El cierre de 87 zonas redujo la pesca de fondo un 81% en el Atlántico noreste
Mar
Un estudio observó que se pasó de 19.000 horas de trabajo a solo 3.500 tras aplicar la medida del comisario Sinkevicius
La pesca de fondo (arrastre y palangre) en el Atlántico noreste experimentó una caída del 81% tras la implementación del cierre de 87 zonas en 2022 en aguas europeas impulsado por el anterior comisario de Pesca, Virginijus Sinkevicius. Así lo reveló un estudio científico publicado en la revista “Science Advances” que señala que esta reducción se observó al comparar la actividad pesquera entre noviembre de 2021 y octubre de 2022, con la de noviembre de 2022 a octubre de 2023. Estos cierres fueron rechazados por todas las organizaciones pesqueras y el Gobierno presentó un recurso judicial en la UE.
El análisis muestra una disminución de 19.000 horas de pesca en el año previo a los cierres a solo 3.500 horas en el periodo posterior. Estos datos sugieren que las restricciones impuestas por la Unión Europea para proteger los Ecosistemas Marinos Vulnerables tuvieron un impacto significativo en la reducción de la pesca de fondo, con el objetivo de reducir sus efectos sobre hábitats marinos frágiles.

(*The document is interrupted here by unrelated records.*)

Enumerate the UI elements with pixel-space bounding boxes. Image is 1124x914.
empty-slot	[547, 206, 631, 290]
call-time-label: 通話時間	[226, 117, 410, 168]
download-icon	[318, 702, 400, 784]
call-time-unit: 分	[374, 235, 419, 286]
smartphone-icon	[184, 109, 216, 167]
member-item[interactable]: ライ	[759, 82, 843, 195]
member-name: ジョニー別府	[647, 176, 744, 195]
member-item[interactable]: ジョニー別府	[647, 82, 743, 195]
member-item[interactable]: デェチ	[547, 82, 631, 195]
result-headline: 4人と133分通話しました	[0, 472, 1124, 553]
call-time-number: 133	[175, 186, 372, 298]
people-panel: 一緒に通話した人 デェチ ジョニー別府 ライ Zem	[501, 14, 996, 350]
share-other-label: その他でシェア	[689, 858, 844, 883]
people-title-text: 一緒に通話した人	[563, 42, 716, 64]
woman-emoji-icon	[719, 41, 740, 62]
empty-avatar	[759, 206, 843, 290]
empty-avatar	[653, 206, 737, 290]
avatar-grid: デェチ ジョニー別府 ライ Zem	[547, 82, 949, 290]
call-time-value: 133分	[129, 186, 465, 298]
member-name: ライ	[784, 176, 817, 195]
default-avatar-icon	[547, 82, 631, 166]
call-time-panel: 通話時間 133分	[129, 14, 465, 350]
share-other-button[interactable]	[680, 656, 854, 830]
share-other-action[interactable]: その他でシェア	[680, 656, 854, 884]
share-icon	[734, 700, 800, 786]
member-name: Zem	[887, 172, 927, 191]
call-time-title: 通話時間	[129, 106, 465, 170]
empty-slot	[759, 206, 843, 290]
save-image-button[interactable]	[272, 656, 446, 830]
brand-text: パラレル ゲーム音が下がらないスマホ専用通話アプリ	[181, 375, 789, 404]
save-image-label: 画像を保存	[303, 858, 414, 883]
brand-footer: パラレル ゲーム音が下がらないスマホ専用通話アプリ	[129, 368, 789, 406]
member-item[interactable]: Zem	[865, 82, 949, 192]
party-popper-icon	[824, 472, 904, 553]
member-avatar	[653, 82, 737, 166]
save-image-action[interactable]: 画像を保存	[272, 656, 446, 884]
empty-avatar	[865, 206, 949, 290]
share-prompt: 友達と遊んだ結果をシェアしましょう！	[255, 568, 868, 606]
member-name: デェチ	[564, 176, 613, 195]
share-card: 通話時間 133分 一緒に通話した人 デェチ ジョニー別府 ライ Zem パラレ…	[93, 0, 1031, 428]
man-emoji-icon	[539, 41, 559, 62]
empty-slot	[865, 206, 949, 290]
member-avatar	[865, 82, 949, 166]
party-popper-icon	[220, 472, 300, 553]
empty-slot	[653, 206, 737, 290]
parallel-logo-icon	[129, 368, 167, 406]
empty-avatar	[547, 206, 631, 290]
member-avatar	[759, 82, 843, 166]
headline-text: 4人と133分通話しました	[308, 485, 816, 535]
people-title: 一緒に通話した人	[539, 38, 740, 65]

El estudio analizó la actividad pesquera en áreas de aguas europeas donde se aplicaron cierres para proteger ecosistemas profundos, como los montes submarinos, que albergan biodiversidad única. La UE había implementado medidas de protección en 2017, prohibiendo la pesca de arrastre por debajo de los 800 metros en el Atlántico noreste, y en noviembre de 2022 extendió estas restricciones a 87 áreas adicionales entre 400 y 800 metros de profundidad.

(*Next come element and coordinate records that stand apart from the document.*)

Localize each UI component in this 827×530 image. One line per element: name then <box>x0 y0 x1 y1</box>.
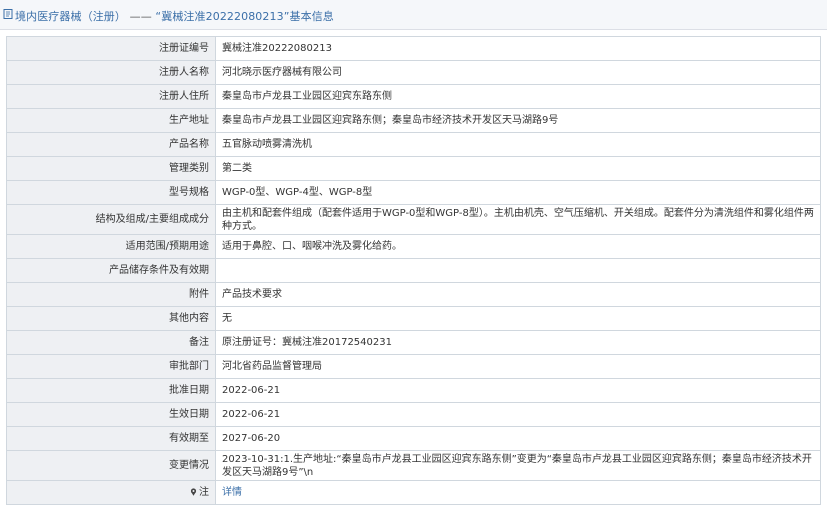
row-value: 2023-10-31:1.生产地址:“秦皇岛市卢龙县工业园区迎宾东路东侧”变更为… <box>215 450 821 481</box>
table-row: 适用范围/预期用途 适用于鼻腔、口、咽喉冲洗及雾化给药。 <box>6 234 821 259</box>
row-value: 五官脉动喷雾清洗机 <box>215 132 821 157</box>
breadcrumb-section-link[interactable]: 境内医疗器械（注册） <box>15 10 126 23</box>
row-label: 型号规格 <box>6 180 216 205</box>
table-row: 生产地址 秦皇岛市卢龙县工业园区迎宾路东侧；秦皇岛市经济技术开发区天马湖路9号 <box>6 108 821 133</box>
table-row: 产品名称 五官脉动喷雾清洗机 <box>6 132 821 157</box>
row-label: 其他内容 <box>6 306 216 331</box>
row-label: 生效日期 <box>6 402 216 427</box>
table-row: 有效期至 2027-06-20 <box>6 426 821 451</box>
table-row: 型号规格 WGP-0型、WGP-4型、WGP-8型 <box>6 180 821 205</box>
row-label: 结构及组成/主要组成成分 <box>6 204 216 235</box>
breadcrumb-separator: —— <box>129 10 152 23</box>
row-value: 河北省药品监督管理局 <box>215 354 821 379</box>
row-label: 注册证编号 <box>6 36 216 61</box>
table-row: 审批部门 河北省药品监督管理局 <box>6 354 821 379</box>
row-value: 河北晓示医疗器械有限公司 <box>215 60 821 85</box>
table-row: 生效日期 2022-06-21 <box>6 402 821 427</box>
table-row: 批准日期 2022-06-21 <box>6 378 821 403</box>
breadcrumb-bar: 境内医疗器械（注册） —— “冀械注准20222080213”基本信息 <box>0 0 827 30</box>
row-value: 原注册证号：冀械注准20172540231 <box>215 330 821 355</box>
note-label-cell: 注 <box>6 480 216 505</box>
row-value: 秦皇岛市卢龙县工业园区迎宾路东侧；秦皇岛市经济技术开发区天马湖路9号 <box>215 108 821 133</box>
row-value: 适用于鼻腔、口、咽喉冲洗及雾化给药。 <box>215 234 821 259</box>
row-label: 注册人名称 <box>6 60 216 85</box>
row-value <box>215 258 821 283</box>
row-label: 适用范围/预期用途 <box>6 234 216 259</box>
breadcrumb: 境内医疗器械（注册） —— “冀械注准20222080213”基本信息 <box>15 8 334 24</box>
note-value-cell: 详情 <box>215 480 821 505</box>
row-label: 管理类别 <box>6 156 216 181</box>
row-value: 2027-06-20 <box>215 426 821 451</box>
row-value: 2022-06-21 <box>215 402 821 427</box>
info-table: 注册证编号 冀械注准20222080213 注册人名称 河北晓示医疗器械有限公司 注册人… <box>6 36 821 505</box>
table-row: 结构及组成/主要组成成分 由主机和配套件组成（配套件适用于WGP-0型和WGP-8… <box>6 204 821 235</box>
row-value: 第二类 <box>215 156 821 181</box>
row-label: 产品名称 <box>6 132 216 157</box>
note-label: 注 <box>199 487 209 498</box>
row-value: 产品技术要求 <box>215 282 821 307</box>
row-label: 附件 <box>6 282 216 307</box>
row-label: 批准日期 <box>6 378 216 403</box>
table-row: 其他内容无 <box>6 306 821 331</box>
table-row: 变更情况 2023-10-31:1.生产地址:“秦皇岛市卢龙县工业园区迎宾东路东侧… <box>6 450 821 481</box>
row-value: 2022-06-21 <box>215 378 821 403</box>
table-row: 注册人名称 河北晓示医疗器械有限公司 <box>6 60 821 85</box>
row-label: 审批部门 <box>6 354 216 379</box>
table-row: 附件 产品技术要求 <box>6 282 821 307</box>
row-label: 备注 <box>6 330 216 355</box>
row-value: WGP-0型、WGP-4型、WGP-8型 <box>215 180 821 205</box>
table-row-note: 注 详情 <box>6 480 821 505</box>
row-label: 产品储存条件及有效期 <box>6 258 216 283</box>
row-value: 无 <box>215 306 821 331</box>
row-label: 生产地址 <box>6 108 216 133</box>
table-row: 注册证编号 冀械注准20222080213 <box>6 36 821 61</box>
document-icon <box>3 9 13 19</box>
location-pin-icon <box>190 488 197 496</box>
table-row: 注册人住所 秦皇岛市卢龙县工业园区迎宾东路东侧 <box>6 84 821 109</box>
row-label: 注册人住所 <box>6 84 216 109</box>
detail-link[interactable]: 详情 <box>222 487 242 498</box>
row-value: 冀械注准20222080213 <box>215 36 821 61</box>
table-row: 管理类别 第二类 <box>6 156 821 181</box>
row-label: 变更情况 <box>6 450 216 481</box>
row-value: 由主机和配套件组成（配套件适用于WGP-0型和WGP-8型）。主机由机壳、空气压… <box>215 204 821 235</box>
table-row: 备注 原注册证号：冀械注准20172540231 <box>6 330 821 355</box>
row-label: 有效期至 <box>6 426 216 451</box>
table-row: 产品储存条件及有效期 <box>6 258 821 283</box>
page-title: “冀械注准20222080213”基本信息 <box>155 10 334 23</box>
row-value: 秦皇岛市卢龙县工业园区迎宾东路东侧 <box>215 84 821 109</box>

A pesar de la significativa reducción en la pesca de fondo, el estudio también reveló que, en algunas zonas protegidas, las flotas pesqueras continuaron operando. De las 3.500 horas de pesca de fondo registradas después de los cierres, 1.769 horas correspondieron a embarcaciones españolas, mientras que tres barcos portugueses contribuyeron con más de 500 horas de pesca en áreas protegidas en la plataforma continental ibérica. La investigación también sugirió que la pesca de fondo en zonas cerradas podría no ser detectada por los sistemas tradicionales de monitoreo, como el VMS (Sistema de Monitoreo de Embarcaciones), especialmente en incursiones breves. Esto llevó a los autores del estudio a recomendar el uso combinado de datos del Sistema de Identificación Automática (AIS) para mejorar la vigilancia.

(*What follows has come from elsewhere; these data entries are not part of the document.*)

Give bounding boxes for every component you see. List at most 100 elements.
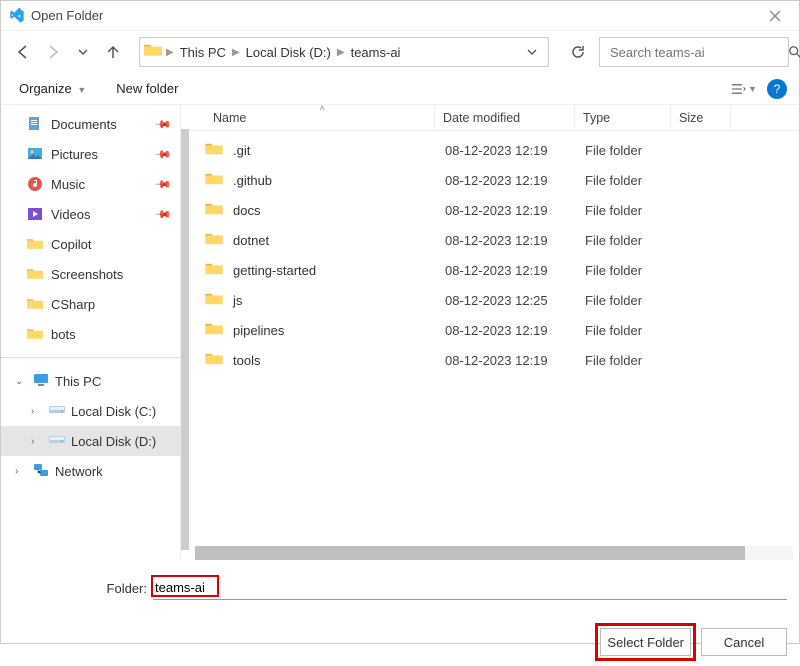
window-title: Open Folder — [31, 8, 759, 23]
file-date: 08-12-2023 12:19 — [445, 353, 585, 368]
tree-network[interactable]: › Network — [1, 456, 180, 486]
pin-icon: 📌 — [154, 175, 173, 194]
sidebar-item-copilot[interactable]: Copilot — [1, 229, 180, 259]
content-area: ˄Name Date modified Type Size .git08-12-… — [181, 105, 799, 560]
chevron-right-icon: ▶ — [164, 47, 176, 58]
folder-input[interactable] — [153, 579, 787, 596]
folder-icon — [205, 202, 223, 218]
recent-dropdown[interactable] — [71, 40, 95, 64]
pin-icon: 📌 — [154, 205, 173, 224]
file-row[interactable]: getting-started08-12-2023 12:19File fold… — [195, 255, 799, 285]
tree-drive-c[interactable]: › Local Disk (C:) — [1, 396, 180, 426]
sidebar-item-documents[interactable]: Documents📌 — [1, 109, 180, 139]
file-name: .github — [233, 173, 445, 188]
sidebar-item-label: Music — [51, 177, 85, 192]
file-type: File folder — [585, 293, 681, 308]
tree-drive-d[interactable]: › Local Disk (D:) — [1, 426, 180, 456]
sidebar-item-label: Pictures — [51, 147, 98, 162]
breadcrumb-seg-drive[interactable]: Local Disk (D:) — [242, 45, 335, 60]
file-type: File folder — [585, 263, 681, 278]
chevron-right-icon: › — [15, 466, 27, 477]
folder-input-wrap[interactable] — [153, 576, 787, 600]
drive-icon — [49, 433, 65, 449]
folder-icon — [205, 232, 223, 248]
file-name: pipelines — [233, 323, 445, 338]
chevron-right-icon: ▶ — [230, 47, 242, 58]
file-type: File folder — [585, 143, 681, 158]
scrollbar-vertical[interactable] — [181, 129, 189, 550]
file-name: tools — [233, 353, 445, 368]
scrollbar-horizontal[interactable] — [195, 546, 793, 560]
folder-icon — [205, 172, 223, 188]
column-size[interactable]: Size — [671, 105, 731, 130]
refresh-button[interactable] — [563, 37, 593, 67]
file-row[interactable]: js08-12-2023 12:25File folder — [195, 285, 799, 315]
folder-icon — [205, 352, 223, 368]
column-name[interactable]: ˄Name — [205, 105, 435, 130]
network-icon — [33, 463, 49, 479]
folder-icon — [27, 236, 43, 252]
sidebar-item-csharp[interactable]: CSharp — [1, 289, 180, 319]
file-row[interactable]: docs08-12-2023 12:19File folder — [195, 195, 799, 225]
help-button[interactable]: ? — [767, 79, 787, 99]
column-date[interactable]: Date modified — [435, 105, 575, 130]
pin-icon: 📌 — [154, 115, 173, 134]
pic-icon — [27, 146, 43, 162]
select-folder-button[interactable]: Select Folder — [600, 628, 691, 656]
music-icon — [27, 176, 43, 192]
sidebar-item-pictures[interactable]: Pictures 📌 — [1, 139, 180, 169]
search-box[interactable] — [599, 37, 789, 67]
sidebar-item-videos[interactable]: Videos📌 — [1, 199, 180, 229]
sidebar-item-label: Screenshots — [51, 267, 123, 282]
video-icon — [27, 206, 43, 222]
folder-icon — [144, 43, 162, 61]
breadcrumb-seg-folder[interactable]: teams-ai — [347, 45, 405, 60]
search-icon — [788, 45, 800, 59]
tree-label: Local Disk (D:) — [71, 434, 156, 449]
chevron-right-icon: › — [31, 406, 43, 417]
sidebar-item-label: Copilot — [51, 237, 91, 252]
file-row[interactable]: .github08-12-2023 12:19File folder — [195, 165, 799, 195]
new-folder-button[interactable]: New folder — [110, 77, 184, 100]
sidebar-item-music[interactable]: Music 📌 — [1, 169, 180, 199]
view-options-button[interactable]: ▼ — [731, 77, 757, 101]
folder-icon — [205, 322, 223, 338]
close-button[interactable] — [759, 4, 791, 28]
file-date: 08-12-2023 12:19 — [445, 323, 585, 338]
navbar: ▶ This PC ▶ Local Disk (D:) ▶ teams-ai — [1, 31, 799, 73]
search-input[interactable] — [608, 44, 788, 61]
file-row[interactable]: dotnet08-12-2023 12:19File folder — [195, 225, 799, 255]
file-name: dotnet — [233, 233, 445, 248]
column-type[interactable]: Type — [575, 105, 671, 130]
organize-menu[interactable]: Organize ▼ — [13, 77, 92, 100]
drive-icon — [49, 403, 65, 419]
breadcrumb[interactable]: ▶ This PC ▶ Local Disk (D:) ▶ teams-ai — [139, 37, 549, 67]
sidebar-item-label: bots — [51, 327, 76, 342]
file-name: getting-started — [233, 263, 445, 278]
file-name: js — [233, 293, 445, 308]
tree-label: This PC — [55, 374, 101, 389]
sidebar-item-screenshots[interactable]: Screenshots — [1, 259, 180, 289]
file-row[interactable]: tools08-12-2023 12:19File folder — [195, 345, 799, 375]
titlebar: Open Folder — [1, 1, 799, 31]
file-type: File folder — [585, 323, 681, 338]
file-date: 08-12-2023 12:19 — [445, 173, 585, 188]
forward-button[interactable] — [41, 40, 65, 64]
thispc-icon — [33, 373, 49, 389]
tree-thispc[interactable]: ⌄ This PC — [1, 366, 180, 396]
folder-icon — [27, 326, 43, 342]
pin-icon: 📌 — [154, 145, 173, 164]
breadcrumb-dropdown[interactable] — [520, 46, 544, 58]
file-list: .git08-12-2023 12:19File folder.github08… — [181, 131, 799, 546]
file-date: 08-12-2023 12:19 — [445, 233, 585, 248]
up-button[interactable] — [101, 40, 125, 64]
sidebar-item-bots[interactable]: bots — [1, 319, 180, 349]
cancel-button[interactable]: Cancel — [701, 628, 787, 656]
file-row[interactable]: pipelines08-12-2023 12:19File folder — [195, 315, 799, 345]
breadcrumb-seg-thispc[interactable]: This PC — [176, 45, 230, 60]
file-type: File folder — [585, 353, 681, 368]
footer: Folder: Select Folder Cancel — [1, 560, 799, 666]
file-row[interactable]: .git08-12-2023 12:19File folder — [195, 135, 799, 165]
doc-icon — [27, 116, 43, 132]
back-button[interactable] — [11, 40, 35, 64]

Las zonas que se plantea ampliar suman 17.600 horas de pesca
El cierre de 87 zonas fijado por la Comisión Europea se encuentra en proceso de revisión, que se prevé finalizar este año. La recomendación científica del Consejo Internacional para la Exploración del Mar (ICES) apunta a una ampliación de los cierres hasta en un 26%. El estudio de “Sciencie Advances” señaló que algunas de estas áreas que podrían incorporarse también están siendo objeto de pesca industrial. En estos nuevos polígonos, se registraron hasta 17.600 horas de pesca de fondo. El sector busca que la Comisión Europea excluya al palangre de estos cierres por su bajo impacto y para limitar el golpe que supone la medida.